Some transfer activity, a fortnight’s break to enable injuries to ease and perhaps a new face or two to be added to the ranks should see the Rams in good shape to take on Sheffield United when the npower Championship resumes at Derby on 11th September.
RamsWeek 35 last season resounded in a chorus of ‘Ha Ha, Said the Clown’, as the circus mentality of Forest’s Nathan Tyson created a crowd scene of squabbling Derby and Trees players when tempers frayed at the end of Nothingham’s 3-2 victory over the Rams at the City Ground.
He landed himself and both clubs in trouble with the FA by parading the corner flag in celebration at the end of the game, right in front of Rams fans and adjacent to Derby players thanking their 4,400 away fans.

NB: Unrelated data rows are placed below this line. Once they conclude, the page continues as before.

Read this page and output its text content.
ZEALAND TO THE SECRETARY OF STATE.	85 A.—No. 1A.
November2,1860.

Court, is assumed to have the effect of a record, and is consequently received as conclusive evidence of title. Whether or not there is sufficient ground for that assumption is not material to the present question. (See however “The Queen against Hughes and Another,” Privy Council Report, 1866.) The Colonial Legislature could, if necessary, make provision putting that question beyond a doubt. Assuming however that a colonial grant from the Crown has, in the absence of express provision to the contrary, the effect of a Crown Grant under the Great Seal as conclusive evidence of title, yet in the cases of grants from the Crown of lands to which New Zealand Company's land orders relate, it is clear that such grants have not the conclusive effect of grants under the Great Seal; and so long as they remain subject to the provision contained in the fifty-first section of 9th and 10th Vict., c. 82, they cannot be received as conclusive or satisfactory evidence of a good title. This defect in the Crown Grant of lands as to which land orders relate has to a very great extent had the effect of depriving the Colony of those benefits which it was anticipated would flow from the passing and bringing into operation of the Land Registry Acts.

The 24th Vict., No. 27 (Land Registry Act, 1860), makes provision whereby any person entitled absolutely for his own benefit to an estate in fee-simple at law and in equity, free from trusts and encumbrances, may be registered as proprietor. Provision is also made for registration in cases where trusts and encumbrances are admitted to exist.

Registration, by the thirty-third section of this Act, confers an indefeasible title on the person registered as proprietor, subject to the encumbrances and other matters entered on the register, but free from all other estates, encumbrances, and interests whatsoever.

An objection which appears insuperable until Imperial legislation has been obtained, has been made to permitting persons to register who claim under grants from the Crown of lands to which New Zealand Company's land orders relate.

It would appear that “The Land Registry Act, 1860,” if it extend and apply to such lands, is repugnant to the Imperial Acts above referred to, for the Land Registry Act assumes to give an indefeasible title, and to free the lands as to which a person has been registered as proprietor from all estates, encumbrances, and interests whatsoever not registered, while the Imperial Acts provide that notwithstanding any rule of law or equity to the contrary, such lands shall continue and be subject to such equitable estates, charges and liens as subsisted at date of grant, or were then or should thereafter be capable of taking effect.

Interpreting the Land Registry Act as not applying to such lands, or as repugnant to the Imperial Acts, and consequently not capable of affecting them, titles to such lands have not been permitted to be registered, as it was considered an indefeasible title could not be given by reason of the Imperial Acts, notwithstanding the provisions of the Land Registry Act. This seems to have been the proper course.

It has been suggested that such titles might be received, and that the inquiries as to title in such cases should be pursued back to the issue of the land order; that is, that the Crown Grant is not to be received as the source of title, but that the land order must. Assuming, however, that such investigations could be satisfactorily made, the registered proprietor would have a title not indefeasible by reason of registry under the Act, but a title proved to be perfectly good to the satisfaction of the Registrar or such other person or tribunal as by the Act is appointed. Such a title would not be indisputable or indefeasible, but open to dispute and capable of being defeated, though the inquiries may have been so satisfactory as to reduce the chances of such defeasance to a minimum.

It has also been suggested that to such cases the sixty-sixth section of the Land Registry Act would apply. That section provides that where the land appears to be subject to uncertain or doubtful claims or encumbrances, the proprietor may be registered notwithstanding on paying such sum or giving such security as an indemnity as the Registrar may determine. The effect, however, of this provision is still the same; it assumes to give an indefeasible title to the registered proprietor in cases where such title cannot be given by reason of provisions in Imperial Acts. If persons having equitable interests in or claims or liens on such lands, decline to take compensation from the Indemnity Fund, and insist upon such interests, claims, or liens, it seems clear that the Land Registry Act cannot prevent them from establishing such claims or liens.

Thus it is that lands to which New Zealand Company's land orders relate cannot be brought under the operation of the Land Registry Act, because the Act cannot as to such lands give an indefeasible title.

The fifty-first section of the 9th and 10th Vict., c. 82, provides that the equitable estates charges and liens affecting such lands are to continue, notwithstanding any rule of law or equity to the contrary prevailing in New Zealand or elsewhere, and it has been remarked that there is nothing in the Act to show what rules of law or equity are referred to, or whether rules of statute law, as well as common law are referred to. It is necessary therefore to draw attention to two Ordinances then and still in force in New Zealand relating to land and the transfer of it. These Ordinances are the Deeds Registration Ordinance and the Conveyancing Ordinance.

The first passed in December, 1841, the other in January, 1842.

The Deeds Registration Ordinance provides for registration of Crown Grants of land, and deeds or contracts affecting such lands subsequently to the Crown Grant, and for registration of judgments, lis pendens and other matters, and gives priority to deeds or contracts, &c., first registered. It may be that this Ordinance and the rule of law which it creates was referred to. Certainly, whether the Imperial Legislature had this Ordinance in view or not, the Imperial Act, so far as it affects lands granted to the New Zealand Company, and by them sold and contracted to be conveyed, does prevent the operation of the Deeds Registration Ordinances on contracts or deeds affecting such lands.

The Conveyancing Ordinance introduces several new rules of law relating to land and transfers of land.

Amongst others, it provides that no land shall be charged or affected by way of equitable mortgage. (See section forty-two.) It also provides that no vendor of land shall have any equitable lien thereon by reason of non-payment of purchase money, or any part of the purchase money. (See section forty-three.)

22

Forest got the points, Tyson got a ban, both clubs were handed cautions and fines, not for the only time that season. Derby had started badly but had pegged Forest back in the second half.
The Rams were above Forest in the table at that stage of the season (as we are this season) - and Rams fans had the last laugh later in the season in double measure, beating the Trees in the return League game at Derby and then seeing Forest drubbed in the play-offs.
Derby took Leicester’s veteran striker Paul Dickov on loan and learned that apparently Steve Davies’ latest injury wasn’t as bad as anticipated. Maybe I should leave that sentence in again soon for next year’s summary! Shaun Barker and Dean Leacock picked up some match-time towards fitness in the reserves’ 4-0 win over Shrewsbury Town. Seems that RamsWeek is full of repetition - but it’s not my fault, honestly!
Rams fans might have lost the East Midlands’ bragging rights temporarily to the Trees but they could celebrate the expensive but merciful cancellation of Claude ‘Clod’ Davis’ contract, and the imminent departure of another superfluous soft-touch defender, Martin Albrechtsen.